Iniciamos a nossa refl exão com uma pergunta: por que o tema da ética é tão pertinente em nosso dia a dia? Respondemos, ilustrando com dois fatos da vida.

No primeiro, seu Firmino desabafa na roda de amizade: O que está havendo com nossa classe política? Haverá ao menos um deputado que não aceita propina? Com facilidade reajustam seus próprios salários, e justificam isso sem envergonhar-se! Mas, projetos para melhorar o atendimento às pessoas doentes, fi cam engavetados. É desvio e mais desvio; mentira e mais mentira. Pô, assim não dá! É quando um amigo de Firmino emenda: Não há mais ética na política! Esse é o problema.

No segundo, Firmino e sua esposa haviam decidido contratar uma doméstica. Suas aposentadorias permitiam pagar um salário mínimo, com carteira assinada. Maria, a doméstica, fora informada por Firmino: No fim do mês deposito o seu salário na sua conta e recolho o seu INSS. Com isso, terei algo mais a fazer como aposentado. Cinco anos se passaram e Maria requereu aposentadoria. Ao encaminhar seu pedido junto ao INSS, Maria ouviu esta informação: Nos últimos três anos a senhora não recolheu o INSS. Perguntado, Firmino respondeu: Maria, eu lamento, mas nós tivemos que fazer cortes aqui em casa. E eu decidi deixar de pagar seu INSS mensal. Maria não conhece o conceito ética. Mas, resignada, ponderou em silêncio: Não foi certo o que Firmino fez comigo.

Pois é, seu Firmino, seu amigo e dona Maria estão certos. A ética é como o pão de cada dia. Ética “tem a ver com o discernimento do mal e do bem, do correto e do incorreto, do que é responsável e apropriado para o comportamento humano em suas relações sociais e pessoais” (Roy H. May. Discernimento moral. Uma introdução à ética cristã. Editora Sinodal, 2008. p. 17). Quer dizer: a preocupação com a ética não é preocupação unicamente com aquilo que é bom para mim, mas com o que é bom para o convívio entre todas as pessoas.

O Lema

O Lema para o Tema de 2016 quer nos provocar e desafiar a organizar a vida toda pela ética, segundo o preceito: “Buscai o bem e não o mal” (Am 5.14a).

Estas palavras são do profeta Amós, que viveu no século VII a.C. Originário do reino de Judá, Amós recebe a ordem de pregar no reino vizinho, Israel. Sua atuação acontece num período de relativa paz, pois não havia ameaças do inimigo externo. O profeta interpreta essa situação como ação do Senhor e a percebe como oportunidade para grandes avanços no plano interno de Israel.

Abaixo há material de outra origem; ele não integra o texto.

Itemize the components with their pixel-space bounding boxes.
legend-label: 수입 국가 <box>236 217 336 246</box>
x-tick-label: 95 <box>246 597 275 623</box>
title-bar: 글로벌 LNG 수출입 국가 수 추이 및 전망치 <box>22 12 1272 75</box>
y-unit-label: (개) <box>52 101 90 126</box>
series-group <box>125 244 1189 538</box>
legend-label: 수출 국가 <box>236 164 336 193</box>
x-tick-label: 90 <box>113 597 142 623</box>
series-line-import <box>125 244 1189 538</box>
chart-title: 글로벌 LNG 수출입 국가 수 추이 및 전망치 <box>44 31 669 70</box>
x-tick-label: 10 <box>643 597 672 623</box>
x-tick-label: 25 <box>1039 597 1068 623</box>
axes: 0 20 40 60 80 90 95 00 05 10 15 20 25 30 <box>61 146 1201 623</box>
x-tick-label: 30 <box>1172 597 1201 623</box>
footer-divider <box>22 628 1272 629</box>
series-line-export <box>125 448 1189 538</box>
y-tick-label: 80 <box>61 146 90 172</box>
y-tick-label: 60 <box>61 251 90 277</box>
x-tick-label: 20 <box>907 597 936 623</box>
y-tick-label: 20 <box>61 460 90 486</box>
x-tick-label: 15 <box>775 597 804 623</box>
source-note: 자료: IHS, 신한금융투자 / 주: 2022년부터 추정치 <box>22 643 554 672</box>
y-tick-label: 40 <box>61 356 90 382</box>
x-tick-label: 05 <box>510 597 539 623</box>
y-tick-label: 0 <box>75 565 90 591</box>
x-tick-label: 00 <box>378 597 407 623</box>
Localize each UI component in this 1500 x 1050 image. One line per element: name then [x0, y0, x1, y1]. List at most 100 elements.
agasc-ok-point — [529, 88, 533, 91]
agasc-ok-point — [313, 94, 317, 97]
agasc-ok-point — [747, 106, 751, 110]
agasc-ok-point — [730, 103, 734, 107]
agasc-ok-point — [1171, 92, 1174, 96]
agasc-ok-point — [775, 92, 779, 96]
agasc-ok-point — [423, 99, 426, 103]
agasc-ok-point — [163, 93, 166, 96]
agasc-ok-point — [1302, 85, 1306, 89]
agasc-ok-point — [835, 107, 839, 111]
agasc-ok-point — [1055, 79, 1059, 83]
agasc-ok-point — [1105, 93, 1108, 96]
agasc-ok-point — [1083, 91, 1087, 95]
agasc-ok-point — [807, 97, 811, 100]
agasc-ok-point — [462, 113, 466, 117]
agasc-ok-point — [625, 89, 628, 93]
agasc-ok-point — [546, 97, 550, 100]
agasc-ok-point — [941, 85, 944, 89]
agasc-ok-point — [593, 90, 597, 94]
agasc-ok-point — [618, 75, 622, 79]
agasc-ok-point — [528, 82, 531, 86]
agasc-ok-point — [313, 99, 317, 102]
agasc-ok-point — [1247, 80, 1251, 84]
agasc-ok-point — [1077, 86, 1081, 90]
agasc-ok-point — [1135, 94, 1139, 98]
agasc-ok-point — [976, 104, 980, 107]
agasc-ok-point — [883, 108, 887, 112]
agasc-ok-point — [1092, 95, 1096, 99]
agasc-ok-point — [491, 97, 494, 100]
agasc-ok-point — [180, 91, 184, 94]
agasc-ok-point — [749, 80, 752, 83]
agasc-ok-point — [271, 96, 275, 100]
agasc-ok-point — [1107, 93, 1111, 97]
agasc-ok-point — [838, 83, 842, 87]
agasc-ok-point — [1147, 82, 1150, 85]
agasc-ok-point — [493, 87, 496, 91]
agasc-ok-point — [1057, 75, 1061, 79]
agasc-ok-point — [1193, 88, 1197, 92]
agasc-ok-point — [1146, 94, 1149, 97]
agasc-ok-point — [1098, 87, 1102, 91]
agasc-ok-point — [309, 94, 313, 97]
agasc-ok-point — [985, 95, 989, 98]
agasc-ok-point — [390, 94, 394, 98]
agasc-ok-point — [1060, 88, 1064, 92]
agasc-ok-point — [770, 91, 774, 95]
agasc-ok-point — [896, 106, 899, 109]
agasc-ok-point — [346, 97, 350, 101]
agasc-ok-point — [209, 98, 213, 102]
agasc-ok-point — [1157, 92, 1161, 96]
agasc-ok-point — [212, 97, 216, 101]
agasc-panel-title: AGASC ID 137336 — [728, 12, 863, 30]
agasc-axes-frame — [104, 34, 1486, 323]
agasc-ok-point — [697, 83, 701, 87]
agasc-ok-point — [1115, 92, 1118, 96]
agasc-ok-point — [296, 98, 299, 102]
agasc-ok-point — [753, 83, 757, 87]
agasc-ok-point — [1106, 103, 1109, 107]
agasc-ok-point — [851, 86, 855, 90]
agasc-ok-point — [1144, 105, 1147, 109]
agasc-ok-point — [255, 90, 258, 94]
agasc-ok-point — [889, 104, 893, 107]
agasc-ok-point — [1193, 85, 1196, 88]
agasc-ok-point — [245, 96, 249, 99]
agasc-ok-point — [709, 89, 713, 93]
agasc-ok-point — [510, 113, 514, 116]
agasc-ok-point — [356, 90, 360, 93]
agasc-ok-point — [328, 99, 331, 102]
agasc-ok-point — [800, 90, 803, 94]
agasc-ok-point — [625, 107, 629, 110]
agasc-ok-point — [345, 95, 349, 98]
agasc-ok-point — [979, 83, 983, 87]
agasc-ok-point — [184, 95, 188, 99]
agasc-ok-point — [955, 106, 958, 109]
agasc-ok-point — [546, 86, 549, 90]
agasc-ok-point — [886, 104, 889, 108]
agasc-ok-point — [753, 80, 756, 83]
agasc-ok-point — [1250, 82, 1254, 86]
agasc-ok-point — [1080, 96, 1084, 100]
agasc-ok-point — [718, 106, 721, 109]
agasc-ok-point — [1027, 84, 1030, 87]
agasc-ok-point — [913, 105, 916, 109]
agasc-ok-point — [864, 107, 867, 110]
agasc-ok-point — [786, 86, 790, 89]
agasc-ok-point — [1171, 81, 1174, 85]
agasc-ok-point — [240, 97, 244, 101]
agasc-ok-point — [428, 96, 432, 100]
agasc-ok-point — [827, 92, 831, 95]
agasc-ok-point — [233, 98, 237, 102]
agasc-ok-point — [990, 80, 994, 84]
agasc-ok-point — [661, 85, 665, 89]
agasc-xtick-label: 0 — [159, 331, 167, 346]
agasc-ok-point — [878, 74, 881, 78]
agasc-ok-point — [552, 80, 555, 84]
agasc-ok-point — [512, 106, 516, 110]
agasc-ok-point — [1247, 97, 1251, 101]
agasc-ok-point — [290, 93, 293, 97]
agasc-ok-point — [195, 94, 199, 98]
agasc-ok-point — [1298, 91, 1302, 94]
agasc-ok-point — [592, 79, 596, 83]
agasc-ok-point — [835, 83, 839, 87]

A chance, porém, não foi aproveitada. O povo esqueceu-se de viver responsavelmente a liberdade. E, em vez de ampliar e fortalecer o que revertesse no bem comum de todo o povo, praticou o mal. Por isso, Deus envia o profeta Amós e, pela sua palavra, condena: a prática do comércio com lucros ilícitos e a exploração dos pobres; a imoralidade (Am 2.6-7); o luxo e o acúmulo de tesouros, visível nas grandes casas de marfim e na soberba de quem as habitava (3.15; 4.1ss); as grandes festas com muita comida e bebida (2.8; 6.4); a religiosidade hipócrita, expressa com oferendas, dízimos e sacrifícios (4.4ss); as injustiças no tratamento das pessoas pobres e a insensibilidade diante daquelas que sofrem (5.11ss), além do seu tratamento injusto nos tribunais, levando à condenação pessoas inocentes (5.10-12).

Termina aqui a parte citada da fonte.